В отношении увеселений народа и войска театрами, дело точно так же не удалось. Учрежденные в Кремле и в доме Познякова театры тотчас же закрылись, потому что ограбили актрис и актеров.
Благотворительность и та не принесла желаемых результатов. Фальшивые ассигнации и нефальшивые наполняли Москву и не имели цены. Для французов, собиравших добычу, нужно было только золото. Не только фальшивые ассигнации, которые Наполеон так милостиво раздавал несчастным, не имели цены, но серебро отдавалось ниже своей стоимости за золото.

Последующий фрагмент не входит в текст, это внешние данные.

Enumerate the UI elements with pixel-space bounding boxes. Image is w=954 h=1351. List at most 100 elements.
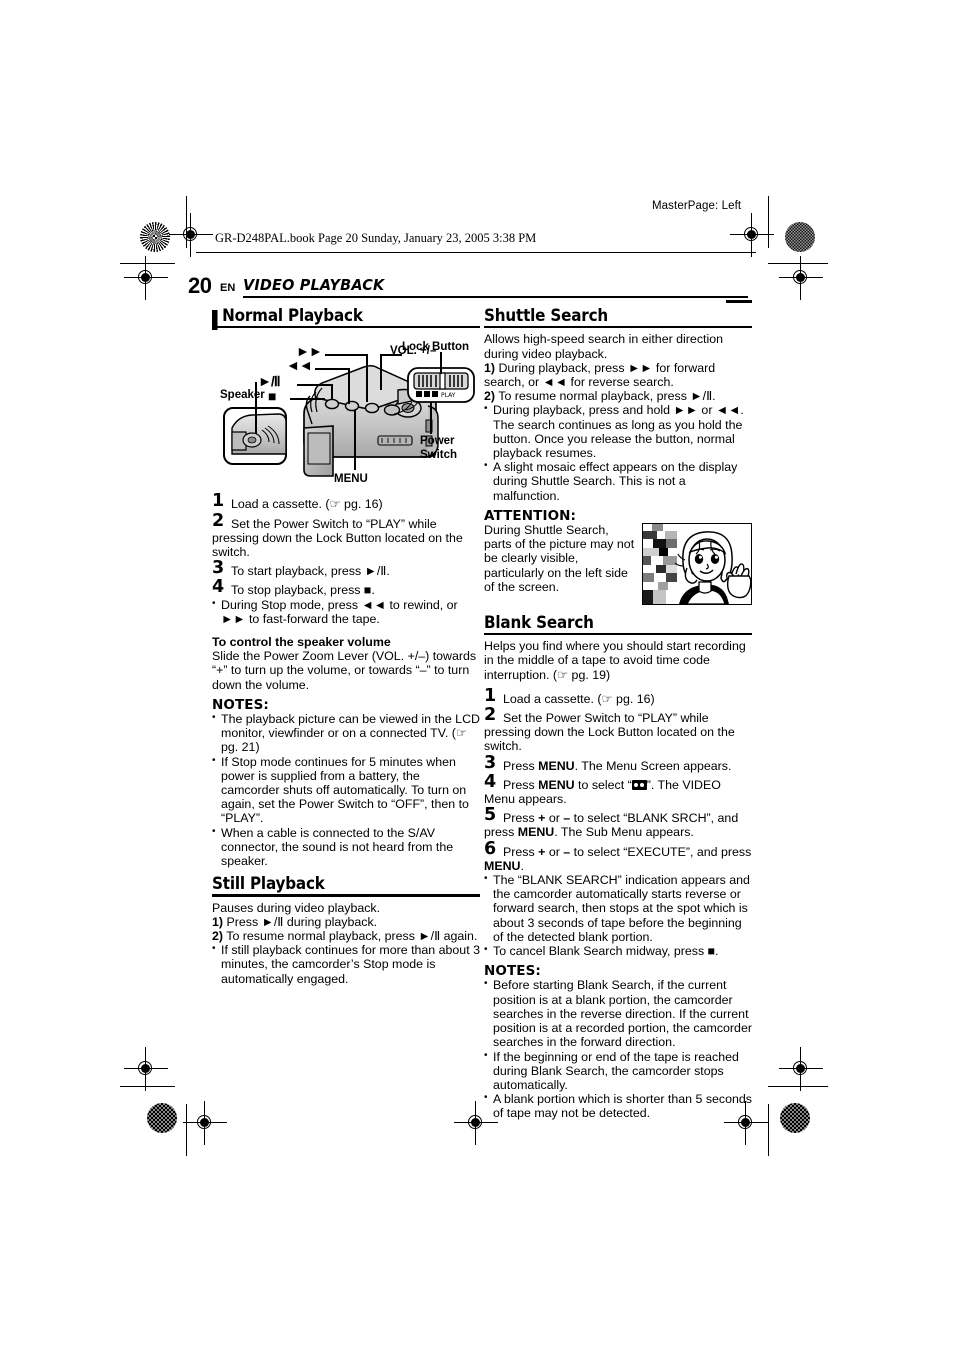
- waving-person-icon: [674, 531, 751, 604]
- shuttle-search-bullets: During playback, press and hold ►► or ◄◄…: [484, 402, 752, 502]
- shuttle-search-intro: Allows high-speed search in either direc…: [484, 332, 723, 361]
- heading-rule-normal-playback: [212, 326, 480, 329]
- list-item: The “BLANK SEARCH” indication appears an…: [484, 872, 752, 944]
- numbered-text: To resume normal playback, press ►/Ⅱ.: [498, 389, 716, 404]
- list-item: During playback, press and hold ►► or ◄◄…: [484, 402, 752, 460]
- step-text: Load a cassette. (☞ pg. 16): [231, 497, 383, 512]
- heading-rule-shuttle-search: [484, 326, 752, 329]
- step-text: Press + or – to select “EXECUTE”, and pr…: [484, 844, 752, 873]
- list-item: If Stop mode continues for 5 minutes whe…: [212, 754, 480, 826]
- numbered-text: Press ►/Ⅱ during playback.: [226, 914, 378, 929]
- label-lock-button: Lock Button: [402, 341, 470, 354]
- numbered-item: 2) To resume normal playback, press ►/Ⅱ …: [212, 929, 480, 943]
- svg-text:PLAY: PLAY: [441, 392, 456, 399]
- numbered-label: 2): [212, 929, 224, 944]
- step-item: 4 Press MENU to select “”. The VIDEO Menu…: [484, 773, 752, 807]
- camcorder-figure: PLAY ►► ◄◄ ►/Ⅱ ■ VOL. +/– Lock Button Sp…: [212, 332, 480, 492]
- step-number: 5: [484, 805, 497, 826]
- color-patch-bottom-right: [780, 1103, 810, 1133]
- numbered-text: To resume normal playback, press ►/Ⅱ aga…: [226, 929, 478, 944]
- heading-rule-blank-search: [484, 633, 752, 636]
- label-power-switch-line2: Switch: [420, 449, 458, 462]
- leader-line-vol-v: [380, 354, 382, 391]
- label-power-switch-line1: Power: [420, 435, 455, 448]
- numbered-label: 1): [484, 360, 496, 375]
- registration-mark-left-lower: [124, 1047, 168, 1091]
- step-text: Load a cassette. (☞ pg. 16): [503, 691, 655, 706]
- subheading-volume: To control the speaker volume: [212, 635, 391, 650]
- page-header: 20 EN VIDEO PLAYBACK: [188, 273, 748, 303]
- registration-mark-bottom-left: [183, 1101, 227, 1145]
- page-title: VIDEO PLAYBACK: [243, 276, 385, 294]
- locale-label: EN: [220, 282, 236, 294]
- list-item: If the beginning or end of the tape is r…: [484, 1049, 752, 1093]
- registration-mark-left-upper: [124, 256, 168, 300]
- right-column: Shuttle Search Allows high-speed search …: [484, 306, 752, 1121]
- notes-list: The playback picture can be viewed in th…: [212, 711, 480, 869]
- step-text: Press MENU to select “”. The VIDEO Menu …: [484, 777, 721, 807]
- trim-line-bottom-left-v: [186, 1104, 188, 1156]
- notes-label: NOTES:: [212, 696, 269, 713]
- step-number: 2: [484, 705, 497, 726]
- label-speaker: Speaker: [220, 389, 265, 402]
- attention-text: During Shuttle Search, parts of the pict…: [484, 523, 635, 594]
- list-item: Before starting Blank Search, if the cur…: [484, 977, 752, 1049]
- leader-line-rew: [348, 368, 350, 405]
- leader-line-power: [430, 402, 432, 435]
- heading-blank-search: Blank Search: [484, 612, 594, 632]
- step-text: Set the Power Switch to “PLAY” while pre…: [212, 516, 463, 559]
- trim-line-top-right-v: [768, 196, 770, 248]
- step-number: 3: [212, 558, 225, 579]
- numbered-item: 1) Press ►/Ⅱ during playback.: [212, 915, 480, 929]
- heading-shuttle-search: Shuttle Search: [484, 306, 609, 325]
- leader-line-rew-h: [315, 368, 349, 370]
- step-text: To stop playback, press ■.: [231, 583, 375, 598]
- list-item: During Stop mode, press ◄◄ to rewind, or…: [212, 597, 480, 626]
- label-menu: MENU: [334, 473, 368, 486]
- step-number: 6: [484, 838, 497, 859]
- leader-line-ff-h: [325, 354, 367, 356]
- list-item: To cancel Blank Search midway, press ■.: [484, 943, 752, 958]
- list-item: The playback picture can be viewed in th…: [212, 711, 480, 755]
- trim-line-top-right: [768, 263, 828, 265]
- numbered-label: 1): [212, 914, 224, 929]
- step-item: 3 To start playback, press ►/Ⅱ.: [212, 558, 480, 579]
- step-number: 1: [484, 685, 497, 706]
- label-play-pause: ►/Ⅱ: [258, 373, 281, 390]
- label-rewind: ◄◄: [286, 357, 313, 374]
- step-item: 4 To stop playback, press ■.: [212, 579, 480, 598]
- list-item: If still playback continues for more tha…: [212, 942, 480, 986]
- heading-still-playback: Still Playback: [212, 874, 325, 894]
- shuttle-search-illustration: [642, 522, 752, 605]
- registration-mark-right-upper: [779, 256, 823, 300]
- still-playback-bullets: If still playback continues for more tha…: [212, 942, 480, 986]
- leader-line-menu: [354, 410, 356, 471]
- registration-mark-right-lower: [779, 1047, 823, 1091]
- numbered-text: During playback, press ►► for forward se…: [484, 360, 716, 389]
- leader-line-ff: [366, 354, 368, 403]
- step-item: 5 Press + or – to select “BLANK SRCH”, an…: [484, 805, 752, 840]
- trim-line-bottom-left: [120, 1086, 175, 1088]
- volume-text: Slide the Power Zoom Lever (VOL. +/–) to…: [212, 649, 477, 692]
- list-item: A blank portion which is shorter than 5 …: [484, 1091, 752, 1120]
- numbered-item: 2) To resume normal playback, press ►/Ⅱ.: [484, 389, 752, 403]
- numbered-label: 2): [484, 389, 496, 404]
- step-number: 1: [212, 491, 225, 512]
- step-text: To start playback, press ►/Ⅱ.: [231, 564, 390, 579]
- blank-search-intro: Helps you find where you should start re…: [484, 639, 746, 682]
- step-item: 1 Load a cassette. (☞ pg. 16): [484, 685, 752, 706]
- trim-line-top-left: [120, 263, 175, 265]
- list-item: When a cable is connected to the S/AV co…: [212, 825, 480, 869]
- step-item: 1 Load a cassette. (☞ pg. 16): [212, 491, 480, 512]
- notes-list: Before starting Blank Search, if the cur…: [484, 977, 752, 1120]
- left-column: Normal Playback PLAY ►► ◄◄ ►/Ⅱ ■ VOL. +/…: [212, 307, 480, 986]
- numbered-item: 1) During playback, press ►► for forward…: [484, 361, 752, 389]
- trim-line-top-left-v: [186, 196, 188, 248]
- step-text: Press MENU. The Menu Screen appears.: [503, 758, 732, 773]
- heading-rule-still-playback: [212, 894, 480, 897]
- step4-bullet-list: During Stop mode, press ◄◄ to rewind, or…: [212, 597, 480, 626]
- color-patch-bottom-left: [147, 1103, 177, 1133]
- leader-line-play: [297, 384, 333, 386]
- step-text: Press + or – to select “BLANK SRCH”, and…: [484, 811, 739, 840]
- page-content: 20 EN VIDEO PLAYBACK Normal Playback PLA…: [188, 205, 766, 1120]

Но самое поразительное явление недействительности высших распоряжений в то время было старание Наполеона остановить грабежи и восстановить дисциплину.
Вот что доносили чины армии.
«Грабежи продолжаются в городе, несмотря на повеление прекратить их. Порядок еще не восстановлен, и нет ни одного купца, отправляющего торговлю законным образом. Только маркитанты позволяют себе продавать, да и то награбленные вещи».
«La partie de mon arrondissement continue a etre en proie au pillage des soldats du 3 corps, qui, non contents d'arracher aux malheureux refugies dans des souterrains le peu qui leur reste, ont meme la ferocite de les blesser a coups de sabre, comme j'en ai vu plusieurs exemples».
«Rien de nouveau outre que les soldats se permettent de voler et de piller. Le 9 octobre».
«Le vol et le pillage continuent. Il y a une bande de voleurs dans notre district qu'il faudra faire arreter par de fortes gardes. Le 11 octobre».
[«Часть моего округа продолжает подвергаться грабежу солдат 3 го корпуса, которые не довольствуются тем, что отнимают скудное достояние несчастных жителей, попрятавшихся в подвалы, но еще и с жестокостию наносят им раны саблями, как я сам много раз видел».
«Ничего нового, только что солдаты позволяют себе грабить и воровать. 9 октября».
«Воровство и грабеж продолжаются. Существует шайка воров в нашем участке, которую надо будет остановить сильными мерами. 11 октября».]
«Император чрезвычайно недоволен, что, несмотря на строгие повеления остановить грабеж, только и видны отряды гвардейских мародеров, возвращающиеся в Кремль. В старой гвардии беспорядки и грабеж сильнее, нежели когда либо, возобновились вчера, в последнюю ночь и сегодня. С соболезнованием видит император, что отборные солдаты, назначенные охранять его особу, долженствующие подавать пример подчиненности, до такой степени простирают ослушание, что разбивают погреба и магазины, заготовленные для армии. Другие унизились до того, что не слушали часовых и караульных офицеров, ругали их и били».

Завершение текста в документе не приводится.